A investigação policial revelou a descoberta de escritos anti-islâmicos no veículo dos suspeitos e a inscrição “discurso de ódio” em uma das armas apreendidas no local. As autoridades identificaram os suspeitos como um jovem de 17 anos e outro de 18 anos. Um dos suspeitos, segundo a mãe, havia fugido de casa com outro indivíduo, e ela havia contatado a polícia horas antes do ocorrido, relatando o desaparecimento de armas e do veículo da família.
Detalhes da investigação e das vítimas
O chefe de polícia de San Diego, Scott Wahl, informou que a mãe de um dos suspeitos havia contatado as autoridades horas antes do tiroteio, reportando que seu filho havia fugido. Ela também encontrou uma nota, cujos conteúdos não foram divulgados publicamente. A mãe relatou o desaparecimento de diversas armas e do veículo da família, além de informar que seu filho saiu de casa acompanhado de outro indivíduo, ambos vestidos com roupas de camuflagem.
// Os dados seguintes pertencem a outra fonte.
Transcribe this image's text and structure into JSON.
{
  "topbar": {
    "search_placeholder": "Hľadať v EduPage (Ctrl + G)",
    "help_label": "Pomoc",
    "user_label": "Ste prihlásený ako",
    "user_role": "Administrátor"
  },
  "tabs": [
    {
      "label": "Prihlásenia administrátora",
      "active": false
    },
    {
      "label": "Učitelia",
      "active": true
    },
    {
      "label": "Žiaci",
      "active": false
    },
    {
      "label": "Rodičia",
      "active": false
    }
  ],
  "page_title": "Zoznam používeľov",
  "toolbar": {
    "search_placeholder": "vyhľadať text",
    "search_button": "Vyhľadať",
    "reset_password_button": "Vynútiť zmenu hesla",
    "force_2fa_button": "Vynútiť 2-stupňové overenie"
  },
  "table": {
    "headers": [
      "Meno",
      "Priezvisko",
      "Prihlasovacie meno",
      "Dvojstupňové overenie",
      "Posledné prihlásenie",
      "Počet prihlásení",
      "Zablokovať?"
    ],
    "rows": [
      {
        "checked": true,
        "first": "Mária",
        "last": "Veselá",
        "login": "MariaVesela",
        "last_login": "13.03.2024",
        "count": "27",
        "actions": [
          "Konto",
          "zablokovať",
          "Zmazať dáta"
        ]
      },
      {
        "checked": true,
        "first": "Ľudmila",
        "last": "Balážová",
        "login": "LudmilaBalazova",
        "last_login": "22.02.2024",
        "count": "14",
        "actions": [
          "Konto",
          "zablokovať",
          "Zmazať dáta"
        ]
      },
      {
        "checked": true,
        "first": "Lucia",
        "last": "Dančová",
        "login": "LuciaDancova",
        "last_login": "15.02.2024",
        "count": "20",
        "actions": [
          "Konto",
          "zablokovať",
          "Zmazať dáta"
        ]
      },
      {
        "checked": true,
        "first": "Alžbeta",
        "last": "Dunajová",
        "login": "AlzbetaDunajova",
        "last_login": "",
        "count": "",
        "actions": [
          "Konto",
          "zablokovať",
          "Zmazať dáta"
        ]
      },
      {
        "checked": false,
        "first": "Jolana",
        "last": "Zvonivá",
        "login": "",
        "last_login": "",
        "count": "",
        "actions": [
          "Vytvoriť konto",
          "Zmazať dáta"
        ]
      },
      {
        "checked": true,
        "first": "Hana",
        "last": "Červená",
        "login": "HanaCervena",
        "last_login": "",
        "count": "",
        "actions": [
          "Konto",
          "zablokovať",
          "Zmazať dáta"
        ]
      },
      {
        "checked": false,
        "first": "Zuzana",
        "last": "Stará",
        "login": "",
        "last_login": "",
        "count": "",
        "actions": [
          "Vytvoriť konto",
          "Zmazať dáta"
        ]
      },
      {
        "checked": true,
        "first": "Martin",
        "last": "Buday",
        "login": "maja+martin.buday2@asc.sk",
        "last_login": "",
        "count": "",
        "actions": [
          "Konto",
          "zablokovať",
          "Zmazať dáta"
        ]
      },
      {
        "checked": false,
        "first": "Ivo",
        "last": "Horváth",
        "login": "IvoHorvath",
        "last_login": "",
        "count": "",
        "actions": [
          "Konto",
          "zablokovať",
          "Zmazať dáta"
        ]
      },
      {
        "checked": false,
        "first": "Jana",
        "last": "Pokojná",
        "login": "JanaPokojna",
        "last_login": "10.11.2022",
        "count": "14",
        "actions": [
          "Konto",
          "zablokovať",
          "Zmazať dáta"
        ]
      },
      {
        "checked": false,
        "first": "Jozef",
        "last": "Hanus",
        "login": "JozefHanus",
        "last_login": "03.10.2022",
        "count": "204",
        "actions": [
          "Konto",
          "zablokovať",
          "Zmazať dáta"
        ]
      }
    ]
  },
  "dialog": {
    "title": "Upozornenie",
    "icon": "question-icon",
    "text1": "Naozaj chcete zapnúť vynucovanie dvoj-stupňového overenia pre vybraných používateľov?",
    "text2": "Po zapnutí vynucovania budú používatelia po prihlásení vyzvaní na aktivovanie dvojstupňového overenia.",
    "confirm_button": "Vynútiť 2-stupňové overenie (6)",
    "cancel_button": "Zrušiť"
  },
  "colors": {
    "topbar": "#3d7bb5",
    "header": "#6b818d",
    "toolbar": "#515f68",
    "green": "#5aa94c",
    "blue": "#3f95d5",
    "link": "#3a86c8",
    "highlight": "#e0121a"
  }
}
Enquanto os policiais buscavam pelos adolescentes desaparecidos, relatos de disparos na Mesquita Islâmica de San Diego surgiram. Os corpos das três vítimas foram encontrados do lado de fora do edifício. Uma das vítimas era um guarda de segurança que, segundo testemunhas, foi morto ao tentar proteger a propriedade. Uma mulher que mora em frente ao local relatou ter visto o guarda cair após ser atingido por pelo menos duas balas, mas que ele conseguiu se levantar e reentrar no prédio.
O guarda de segurança, pai de oito filhos, foi creditado por impedir que os atiradores entrassem na escola conectada à mesquita. As outras duas vítimas foram identificadas como Mansour Kaziha e Nader Awad. Kaziha, que era pai de cinco filhos e avô, serviu como zelador da mesquita por décadas e administrava uma loja no local há aproximadamente 40 anos. A esposa de Awad, professora na escola islâmica anexa, foi elogiada por correr para ajudar as vítimas durante o caos, antes de ser fatalmente atingida.
Incidente adicional e sobrevivência
O chefe Wahl também mencionou que, enquanto os policiais respondiam à situação de atirador ativo, disparos adicionais ocorreram a vários quarteirões de distância. Um paisagista que trabalhava nas proximidades foi alvo de disparos de um veículo em movimento. Segundo Wahl, o trabalhador sobreviveu por pouco, pois uma bala parece ter ricocheteado em seu capacete, possivelmente salvando sua vida.
A investigação continua, com as autoridades tratando os assassinatos das três vítimas como um crime de ódio, de acordo com relatos do The New York Times.